République tchèque : réflexions sur la suppression du plafond sur la devise

La Banque nationale tchèque (BNT) a supprimé son plafond par rapport à l’euro, dont j’avais parlé sur ce blog en début d’année. Bien que certains signes indiquaient qu’une suppression prochaine était possible (l’inflation globale est restée dans sa fourchette cible depuis octobre l’an dernier et la BNT avait durci son discours), cette décision intervenue lors de la réunion extraordinaire de la banque centrale a été une surprise. L’appréciation de la devise après l’événement a été modérée, la CZK gagnant 1,5 % contre l’EUR sur la journée.

Les dirigeants de la BNT doivent pousser un soupir de soulagement. La République tchèque est une économie tirée par les exportations et une appréciation excessive serait défavorable. Mais quelles sont les perspectives ? Comme je l’ai mentionné dans mon précédent blog, lorsque le plafond était en vigueur, la BNT ne permettait pas d’appréciation au-delà du niveau auquel elle intervenait : aux environs de 25,7 EUR/CZK (le marché a clôturé à 26,6 EUR/CZK). Ce niveau constitue donc peut-être une prévision raisonnable du plafond d’appréciation.

Le marché des taux d’intérêt est également intéressant. La suppression du plafond constitue un resserrement de la politique monétaire : le gouverneur de la BNT a souligné dans sa conférence de presse que « la fin du plafond était la première étape vers un resserrement graduel de la politique ». Comme le marché en tient compte dans ses prévisions, la correction sur la courbe des taux des obligations d’État tchèques (parallèle à l’appréciation de la devise) reflète peut-être maintenant un resserrement monétaire plus important que ce que la BNT aurait souhaité.

Si le resserrement monétaire de la BNT s’avère être une réponse mesurée progressive, plutôt que la pentification que le marché semble supposer, le marché obligataire pourrait être intéressant d’un point de vue relatif – voir le graphique ci-dessous – mais également sur une base couverte.

Le dernier élément à ne pas oublier est que les obligations tchèques entreront dans les principaux indices de référence obligataires à la fin du mois. Elles seront incluses dans l’indice GBI-Emerging Market le 28 avril, avec une pondération de 3,3 %. Cela créera une demande pour ces obligations pour ceux qui utilisent cet indice comme leur référence passive ou active, ce qui constituera une légère pression à la hausse sur la devise.

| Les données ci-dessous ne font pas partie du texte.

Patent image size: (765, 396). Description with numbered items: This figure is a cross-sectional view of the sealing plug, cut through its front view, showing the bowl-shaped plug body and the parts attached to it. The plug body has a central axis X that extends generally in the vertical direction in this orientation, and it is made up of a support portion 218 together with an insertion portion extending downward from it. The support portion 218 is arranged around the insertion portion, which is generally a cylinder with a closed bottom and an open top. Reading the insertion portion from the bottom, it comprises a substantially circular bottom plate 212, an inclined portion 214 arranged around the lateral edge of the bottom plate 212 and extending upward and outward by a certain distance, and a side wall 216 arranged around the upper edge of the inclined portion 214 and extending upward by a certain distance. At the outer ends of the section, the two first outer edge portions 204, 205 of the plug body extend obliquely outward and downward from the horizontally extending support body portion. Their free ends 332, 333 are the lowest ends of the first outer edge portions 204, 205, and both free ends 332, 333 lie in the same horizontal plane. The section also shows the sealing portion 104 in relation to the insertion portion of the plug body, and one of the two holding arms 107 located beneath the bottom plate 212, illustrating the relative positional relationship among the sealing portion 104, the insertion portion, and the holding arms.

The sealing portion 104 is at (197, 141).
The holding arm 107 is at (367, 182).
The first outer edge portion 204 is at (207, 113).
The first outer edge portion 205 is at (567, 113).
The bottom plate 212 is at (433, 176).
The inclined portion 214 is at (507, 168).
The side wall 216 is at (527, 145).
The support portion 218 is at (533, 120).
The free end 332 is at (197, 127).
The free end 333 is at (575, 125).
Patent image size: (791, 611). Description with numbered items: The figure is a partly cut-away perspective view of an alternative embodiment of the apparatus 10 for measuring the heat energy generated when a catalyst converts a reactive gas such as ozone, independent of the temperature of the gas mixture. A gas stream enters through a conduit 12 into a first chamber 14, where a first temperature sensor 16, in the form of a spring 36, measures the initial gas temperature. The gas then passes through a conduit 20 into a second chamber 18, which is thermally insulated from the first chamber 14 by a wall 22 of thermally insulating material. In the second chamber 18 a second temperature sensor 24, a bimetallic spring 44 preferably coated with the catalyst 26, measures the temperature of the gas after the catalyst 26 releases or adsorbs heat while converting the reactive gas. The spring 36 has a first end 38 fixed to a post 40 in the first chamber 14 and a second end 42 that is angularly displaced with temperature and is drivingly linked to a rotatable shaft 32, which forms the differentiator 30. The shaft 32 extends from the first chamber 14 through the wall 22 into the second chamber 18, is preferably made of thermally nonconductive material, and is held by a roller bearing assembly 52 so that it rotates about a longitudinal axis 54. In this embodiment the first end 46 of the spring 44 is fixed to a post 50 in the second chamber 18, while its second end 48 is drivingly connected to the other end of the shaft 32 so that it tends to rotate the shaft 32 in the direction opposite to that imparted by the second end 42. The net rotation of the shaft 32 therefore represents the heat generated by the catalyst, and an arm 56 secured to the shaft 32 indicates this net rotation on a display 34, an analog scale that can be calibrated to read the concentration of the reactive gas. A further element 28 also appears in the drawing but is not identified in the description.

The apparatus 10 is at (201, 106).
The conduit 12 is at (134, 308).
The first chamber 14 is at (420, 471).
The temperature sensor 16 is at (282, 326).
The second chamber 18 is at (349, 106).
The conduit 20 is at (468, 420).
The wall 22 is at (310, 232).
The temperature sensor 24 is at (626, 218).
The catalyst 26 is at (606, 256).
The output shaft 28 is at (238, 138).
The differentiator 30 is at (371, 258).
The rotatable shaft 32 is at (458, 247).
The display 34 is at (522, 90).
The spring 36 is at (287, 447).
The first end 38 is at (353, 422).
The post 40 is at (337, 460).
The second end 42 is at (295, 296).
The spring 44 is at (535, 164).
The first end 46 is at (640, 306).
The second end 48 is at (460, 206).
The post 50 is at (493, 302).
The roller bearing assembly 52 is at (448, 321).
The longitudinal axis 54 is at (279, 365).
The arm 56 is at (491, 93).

Des mouvements plus importants pourraient toutefois survenir dans la direction opposée, et la devise pourrait bien sûr se déprécier si les flux d’investissements spéculatifs (estimés à 65 milliards de dollars) anticipant la suppression du plafond se dissipent, ce qui faciliterait quelque peu le travail de la BNT.

En maintenant le plafond de change, la BNT a accumulé 47,8 milliards d’euros de réserves qui, selon son site Internet, continueront d’être investies dans « des instruments sûrs, de haute qualité » et « dont les performances ne seront pas vendues dans un avenir prévisible ». L’avenir devrait continuer d’être intéressant pour la BNT qui, de toute façon, est prête à intervenir en cas de fluctuations extrêmes des taux de change.